It’s only been a few months of me living exclusively with high definition grade content material, but it’s been enough. Going back seems as attractive as going back to live in Israel; it’s amazing how easily one can get addicted to upscaling and Blu-rays. Yet I realize I’ve been privileged: my parents, living in Israel, still get most if not all of their content through their standard definition analog cable box.
Change does happen, though, even with my parents. A couple of weeks ago my sister informed me my parents bought a new huge flat panel TV. I asked if they’re happy with it, and the reply was that everyone is, other than my mother who doesn’t like the picture and keeps complaining that everyone’s fat.
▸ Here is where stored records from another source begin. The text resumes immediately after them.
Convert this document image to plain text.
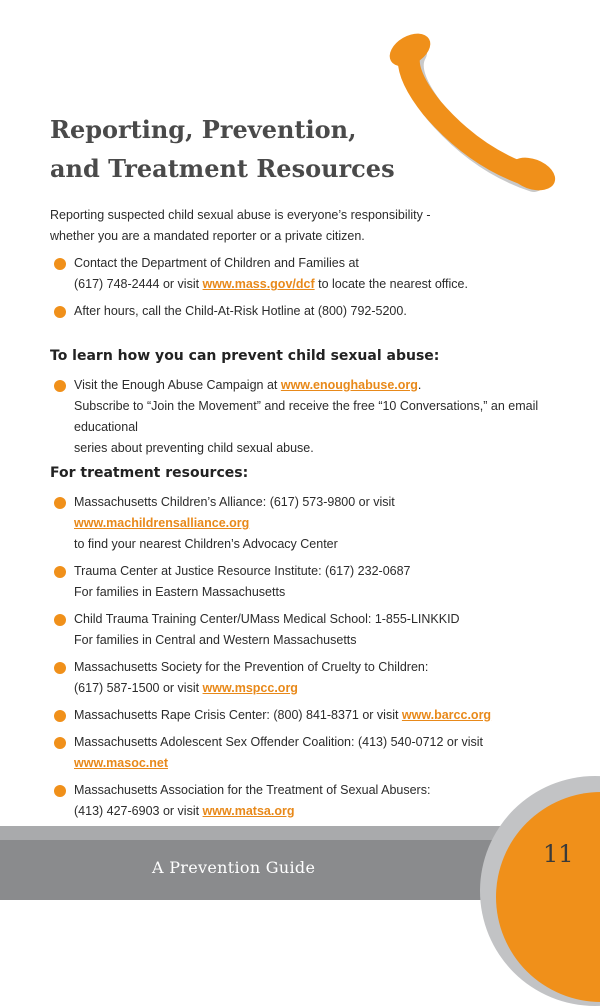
Reporting, Prevention,
and Treatment Resources
Reporting suspected child sexual abuse is everyone’s responsibility -
whether you are a mandated reporter or a private citizen.
Contact the Department of Children and Families at
(617) 748-2444 or visit www.mass.gov/dcf to locate the nearest office.
After hours, call the Child-At-Risk Hotline at (800) 792-5200.
To learn how you can prevent child sexual abuse:
Visit the Enough Abuse Campaign at www.enoughabuse.org.
Subscribe to “Join the Movement” and receive the free “10 Conversations,” an email educational
series about preventing child sexual abuse.
For treatment resources:
Massachusetts Children’s Alliance: (617) 573-9800 or visit www.machildrensalliance.org
to find your nearest Children’s Advocacy Center
Trauma Center at Justice Resource Institute: (617) 232-0687
For families in Eastern Massachusetts
Child Trauma Training Center/UMass Medical School: 1-855-LINKKID
For families in Central and Western Massachusetts
Massachusetts Society for the Prevention of Cruelty to Children:
(617) 587-1500 or visit www.mspcc.org
Massachusetts Rape Crisis Center: (800) 841-8371 or visit www.barcc.org
Massachusetts Adolescent Sex Offender Coalition: (413) 540-0712 or visit www.masoc.net
Massachusetts Association for the Treatment of Sexual Abusers:
(413) 427-6903 or visit www.matsa.org

A Prevention Guide	11
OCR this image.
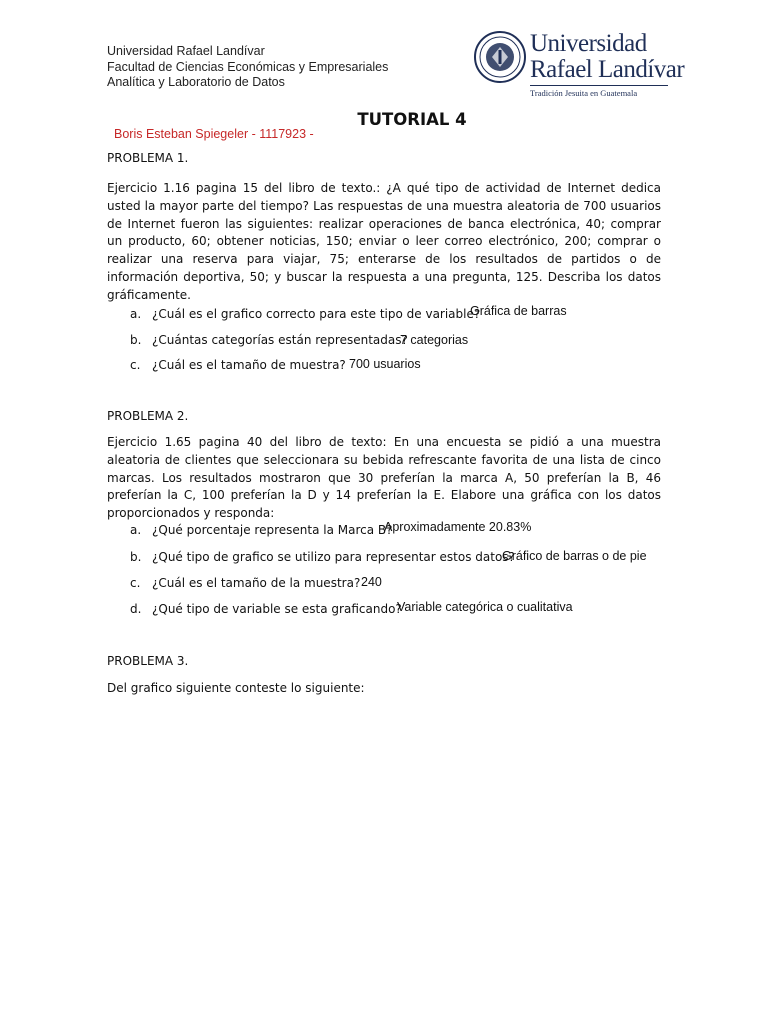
Universidad Rafael Landívar
Facultad de Ciencias Económicas y Empresariales
Analítica y Laboratorio de Datos
Universidad
Rafael Landívar
Tradición Jesuita en Guatemala
TUTORIAL 4
Boris Esteban Spiegeler - 1117923 -
PROBLEMA 1.

Ejercicio 1.16 pagina 15 del libro de texto.: ¿A qué tipo de actividad de Internet dedica usted la mayor parte del tiempo? Las respuestas de una muestra aleatoria de 700 usuarios de Internet fueron las siguientes: realizar operaciones de banca electrónica, 40; comprar un producto, 60; obtener noticias, 150; enviar o leer correo electrónico, 200; comprar o realizar una reserva para viajar, 75; enterarse de los resultados de partidos o de información deportiva, 50; y buscar la respuesta a una pregunta, 125. Describa los datos gráficamente.

a. ¿Cuál es el grafico correcto para este tipo de variable?
Gráfica de barras
b. ¿Cuántas categorías están representadas?
7 categorias
c. ¿Cuál es el tamaño de muestra? 700 usuarios
PROBLEMA 2.

Ejercicio 1.65 pagina 40 del libro de texto: En una encuesta se pidió a una muestra aleatoria de clientes que seleccionara su bebida refrescante favorita de una lista de cinco marcas. Los resultados mostraron que 30 preferían la marca A, 50 preferían la B, 46 preferían la C, 100 preferían la D y 14 preferían la E. Elabore una gráfica con los datos proporcionados y responda:

a. ¿Qué porcentaje representa la Marca B?
Aproximadamente 20.83%
b. ¿Qué tipo de grafico se utilizo para representar estos datos?
Gráfico de barras o de pie
c. ¿Cuál es el tamaño de la muestra? 240
d. ¿Qué tipo de variable se esta graficando?
Variable categórica o cualitativa
PROBLEMA 3.
Del grafico siguiente conteste lo siguiente:
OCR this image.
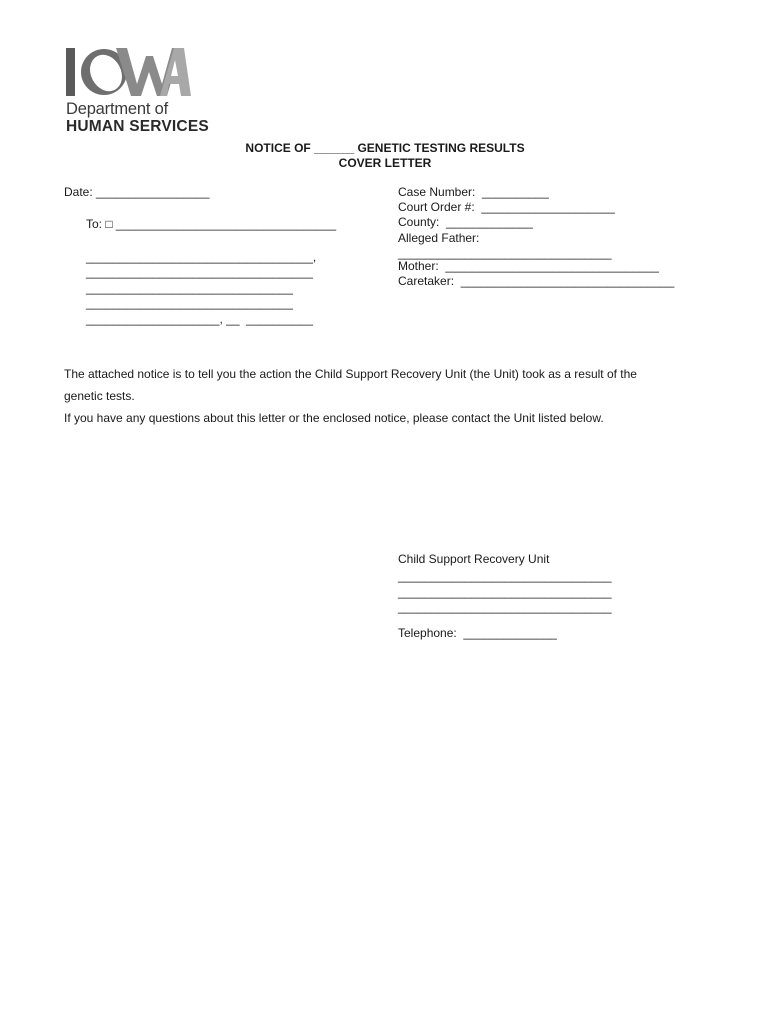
Department of
HUMAN SERVICES
NOTICE OF ______ GENETIC TESTING RESULTS
COVER LETTER
Date: _________________
To: □ _________________________________
__________________________________,
__________________________________
_______________________________
_______________________________
____________________, __  __________
Case Number:  __________
Court Order #:  ____________________
County:  _____________
Alleged Father:
________________________________
Mother:  ________________________________
Caretaker:  ________________________________
The attached notice is to tell you the action the Child Support Recovery Unit (the Unit) took as a result of the
genetic tests.
If you have any questions about this letter or the enclosed notice, please contact the Unit listed below.
Child Support Recovery Unit
________________________________
________________________________
________________________________
Telephone:  ______________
However, everyone else liked it a lot: my brother told my mother she just needs to get used to it, and my sister doesn’t understand what my mother’s problem is; as far as my sister was concerned, she could sit and watch TV all day long with such a great TV as the one my parents bought.
I, however, quickly realized what my mother’s problem was. It’s very simple: My parents’ new TV is a widescreen TV with a ratio of 1.67 of screen width to screen height. However, the analog TV programs they’ve been getting out of their cable box are still not widescreen. That is they’re of a ratio of 1.33 width to height. In order to fit the squarish picture over the entire wider screen, the picture has to be stretched, hence the notion of everyone being fat.
I have explained this to my sister and told her the solution is to use a TV viewing mode that places black bars on the left and right sides of the picture. This preserves the picture’s original proportions at the cost of some unused screen real estate.
My suggestion was dismissed, though. And that really got me annoyed: my mother was onto something here, a genuine problem, yet she was silenced because of the majority’s ignorance. They, the rest of the family, were too fascinated by this new TV to allow themselves to realize its picture was distorted. They, the rest of the family, were raising arguments of authority (e.g., we know better than you because this is a new TV) to silence a genuine observational argument. The power of ignorance!
I didn’t give up. I called my mother, who told me pretty much the same story my sister did: everyone other than her is happy with the new TV, everyone is telling her she’s a fool. I was even more annoyed.
This particular story has a good ending. I told my mother what the problem is and told her exactly how to circumvent it. Next time I called I talked to both my parents, who told me they did what I asked them to do and that the picture they’ve been getting since is nothing short of astonishing. Everyone likes the new TV now.
That’s great. But just how many times do we let ignorance prevail? How many times do we accept arguments from authority, be it from the Pope, the Prime Minster, or the Rabbi? And how many times do we let those arguments cover what is really there?